Pour répondre à cette question, une approche de type « target trial emulation » a été mise en œuvre : comparant une cohorte nationale de patients nouvellement diagnostiqués PHPT, sans antécédent dépressif, traités soit par parathyroïdectomie précoce (dans l’année suivant le diagnostic) soit par une gestion non opératoire. Les résultats, publiés dans The JAMA Surgery, ne montrent aucune différence significative dans l’incidence de la dépression à 5 et 10 ans entre les deux stratégies (HR=1,05 ; IC95% : 0,94-1,17), invalidant l’idée d’un effet préventif de la chirurgie sur l’apparition d’une dépression.
Les analyses de sous-groupes ne retrouvent pas non plus de différence
L’analyse détaillée ne montre pas non plus de variation selon l’âge ou le profil biochimique (taux de calcium plus ou moins élevé).
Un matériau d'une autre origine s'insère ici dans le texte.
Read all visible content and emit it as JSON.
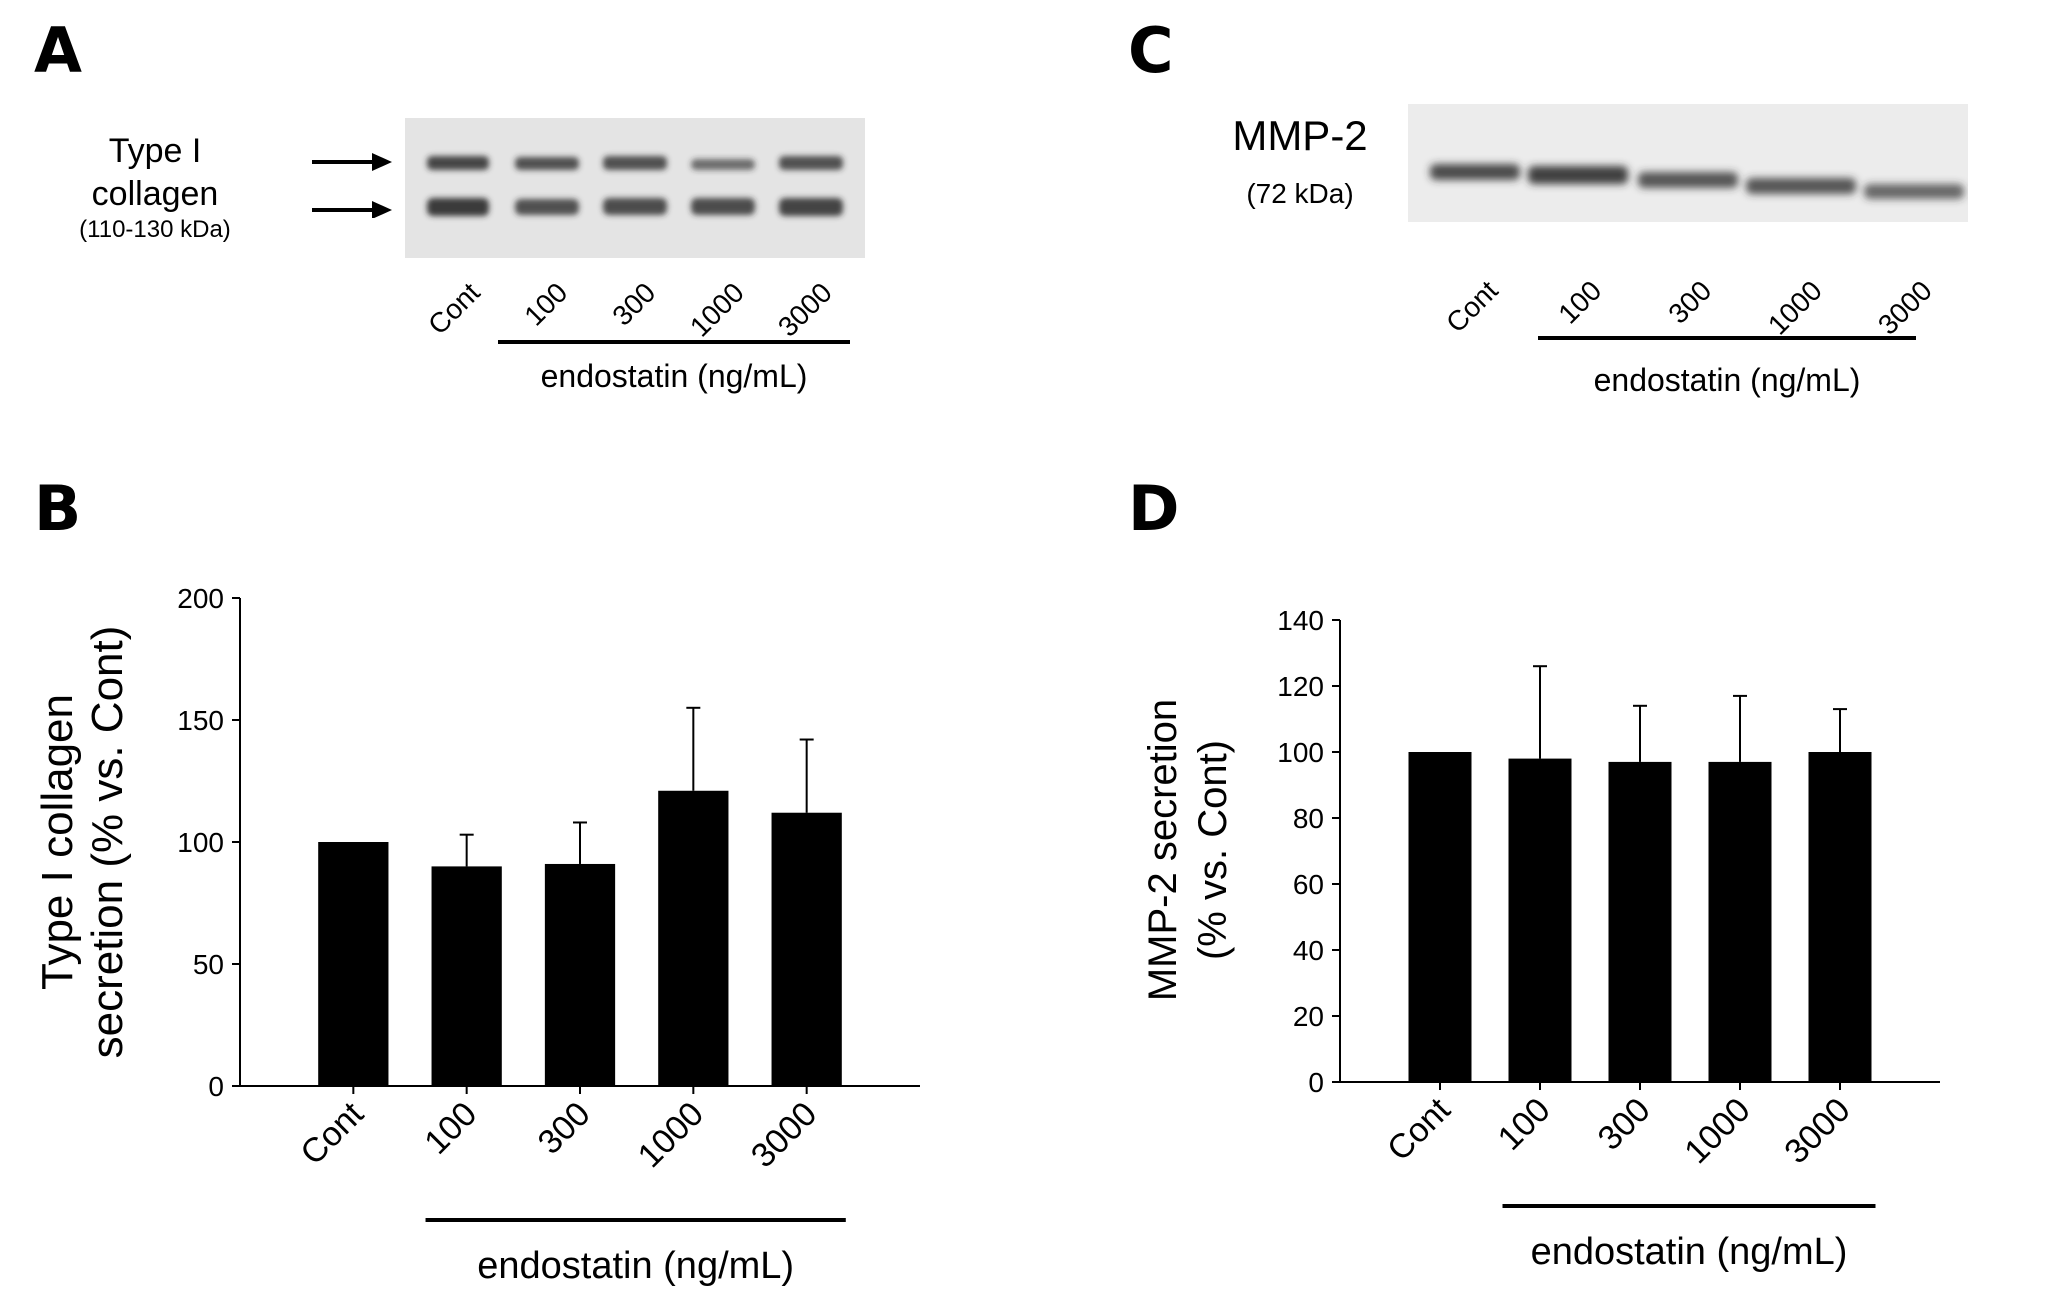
{
  "panels": {
    "a": {
      "letter": "A",
      "protein_name": "Type I collagen",
      "protein_line1": "Type I",
      "protein_line2": "collagen",
      "mw": "(110-130  kDa)",
      "lanes": [
        "Cont",
        "100",
        "300",
        "1000",
        "3000"
      ],
      "treatment_label": "endostatin (ng/mL)"
    },
    "b": {
      "letter": "B"
    },
    "c": {
      "letter": "C",
      "protein_name": "MMP-2",
      "mw": "(72 kDa)",
      "lanes": [
        "Cont",
        "100",
        "300",
        "1000",
        "3000"
      ],
      "treatment_label": "endostatin (ng/mL)"
    },
    "d": {
      "letter": "D"
    }
  },
  "chart_data": [
    {
      "type": "bar",
      "panel": "B",
      "categories": [
        "Cont",
        "100",
        "300",
        "1000",
        "3000"
      ],
      "values": [
        100,
        90,
        91,
        121,
        112
      ],
      "errors": [
        0,
        13,
        17,
        34,
        30
      ],
      "ylabel_line1": "Type I collagen",
      "ylabel_line2": "secretion (% vs. Cont)",
      "ylim": [
        0,
        200
      ],
      "yticks": [
        0,
        50,
        100,
        150,
        200
      ],
      "group_label": "endostatin (ng/mL)",
      "bar_color": "#000000"
    },
    {
      "type": "bar",
      "panel": "D",
      "categories": [
        "Cont",
        "100",
        "300",
        "1000",
        "3000"
      ],
      "values": [
        100,
        98,
        97,
        97,
        100
      ],
      "errors": [
        0,
        28,
        17,
        20,
        13
      ],
      "ylabel_line1": "MMP-2 secretion",
      "ylabel_line2": "(% vs. Cont)",
      "ylim": [
        0,
        140
      ],
      "yticks": [
        0,
        20,
        40,
        60,
        80,
        100,
        120,
        140
      ],
      "group_label": "endostatin (ng/mL)",
      "bar_color": "#000000"
    }
  ]
}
La mortalité, la tolérance ou la sévérité des symptômes dépressifs ne sont pas directement abordées, mais les données suggèrent que la chirurgie n’influe pas sur la probabilité de développer ultérieurement une dépression. À 5 ans, l’incidence cumulée de dépression est d’environ 11% dans le groupe opéré et 9% dans le groupe non opéré, et à 10 ans, elle se stabilise autour de 18% dans les deux groupes.
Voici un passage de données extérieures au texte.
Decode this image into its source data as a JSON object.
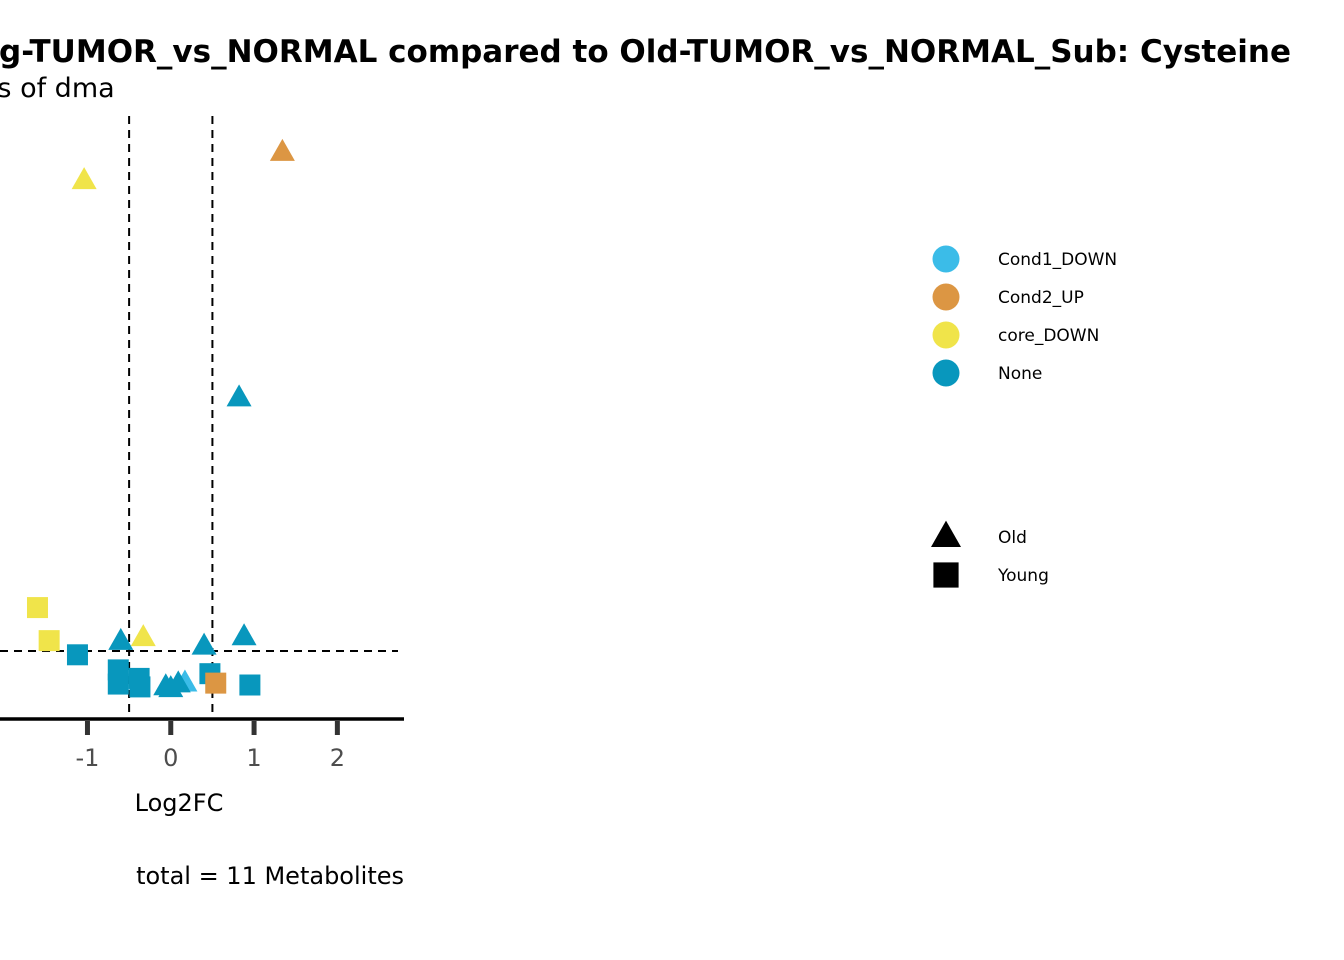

Les études antérieures, basées sur des petits effectifs, des mesures à court terme ou des outils d’auto-évaluation, avaient pu surestimer la contribution spécifique de la PHPT à la dépression ou refléter une amélioration des symptômes déjà présents plutôt qu’une prévention de leur émergence. Les données ici recueillies, issues d’une cohorte nationale de grande taille, soulignent que la chirurgie ne modifie pas significativement le risque futur de dépression, malgré l’efficacité reconnue de la parathyroïdectomie sur d’autres complications de la PHPT (atteintes osseuses, rénales).
Une étude sur une cohorte de grande taille
Cette étude est basée sur une émulation de cible de type essai clinique, appliquée à des données observationnelles du système de santé des Anciens Combattants américains (VA), couvrant près de 40 000 patients. L’importance de l’échantillon, la robustesse du suivi à long terme et la méthode statistique (modèle de Cox étendu avec pondérations par probabilité inverse) renforcent la validité des résultats. Le biais possible de recrutement (cohorte majoritairement masculine) et l’absence de données sur la symptomatologie dépressive infraclinique ou l’intensité des symptômes sont des limites à souligner.
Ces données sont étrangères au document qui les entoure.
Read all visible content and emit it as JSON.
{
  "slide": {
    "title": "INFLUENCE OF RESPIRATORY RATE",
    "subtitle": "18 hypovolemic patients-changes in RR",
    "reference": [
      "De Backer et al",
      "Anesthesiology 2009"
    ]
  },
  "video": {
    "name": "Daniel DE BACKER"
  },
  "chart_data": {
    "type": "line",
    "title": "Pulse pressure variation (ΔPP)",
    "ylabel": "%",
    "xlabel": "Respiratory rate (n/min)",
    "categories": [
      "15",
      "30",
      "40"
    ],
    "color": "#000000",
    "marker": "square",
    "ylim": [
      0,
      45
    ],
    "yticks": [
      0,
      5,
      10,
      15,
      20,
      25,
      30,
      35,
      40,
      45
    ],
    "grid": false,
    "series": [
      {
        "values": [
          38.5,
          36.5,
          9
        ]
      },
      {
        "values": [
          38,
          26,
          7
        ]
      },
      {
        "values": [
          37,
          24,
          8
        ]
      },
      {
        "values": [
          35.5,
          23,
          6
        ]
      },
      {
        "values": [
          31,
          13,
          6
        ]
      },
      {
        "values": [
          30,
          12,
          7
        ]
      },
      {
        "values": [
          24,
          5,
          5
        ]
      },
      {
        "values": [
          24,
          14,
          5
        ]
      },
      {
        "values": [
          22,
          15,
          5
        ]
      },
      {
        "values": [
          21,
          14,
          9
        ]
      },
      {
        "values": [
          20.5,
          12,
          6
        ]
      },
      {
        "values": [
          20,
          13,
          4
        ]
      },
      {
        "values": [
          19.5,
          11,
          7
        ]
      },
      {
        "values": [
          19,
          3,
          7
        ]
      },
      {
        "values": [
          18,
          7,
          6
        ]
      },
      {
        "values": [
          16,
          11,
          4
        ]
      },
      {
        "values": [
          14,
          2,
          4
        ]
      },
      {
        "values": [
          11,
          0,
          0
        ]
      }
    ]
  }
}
D’un point de vue pratique, ces résultats inciteraient les médecins à ne pas fonder leur décision opératoire sur l’espoir de prévenir une dépression ultérieure. Les bénéfices documentés de la parathyroïdectomie portent plutôt sur la réduction du risque fracturaire et l’amélioration de la qualité de vie globale. Les recherches futures devraient explorer des indicateurs plus fins de bien-être psychique, la sévérité des symptômes dépressifs, et l’impact à long terme de la prise en charge. Il reste également à déterminer si la chirurgie peut moduler d’autres composantes neurocognitives ou si un suivi psychologique plus précoce est nécessaire chez certains patients à risque.
Au total, ces données soutiennent une approche thérapeutique centrée sur les bénéfices osseux, rénaux et métaboliques, plutôt que sur une potentielle prévention de la dépression.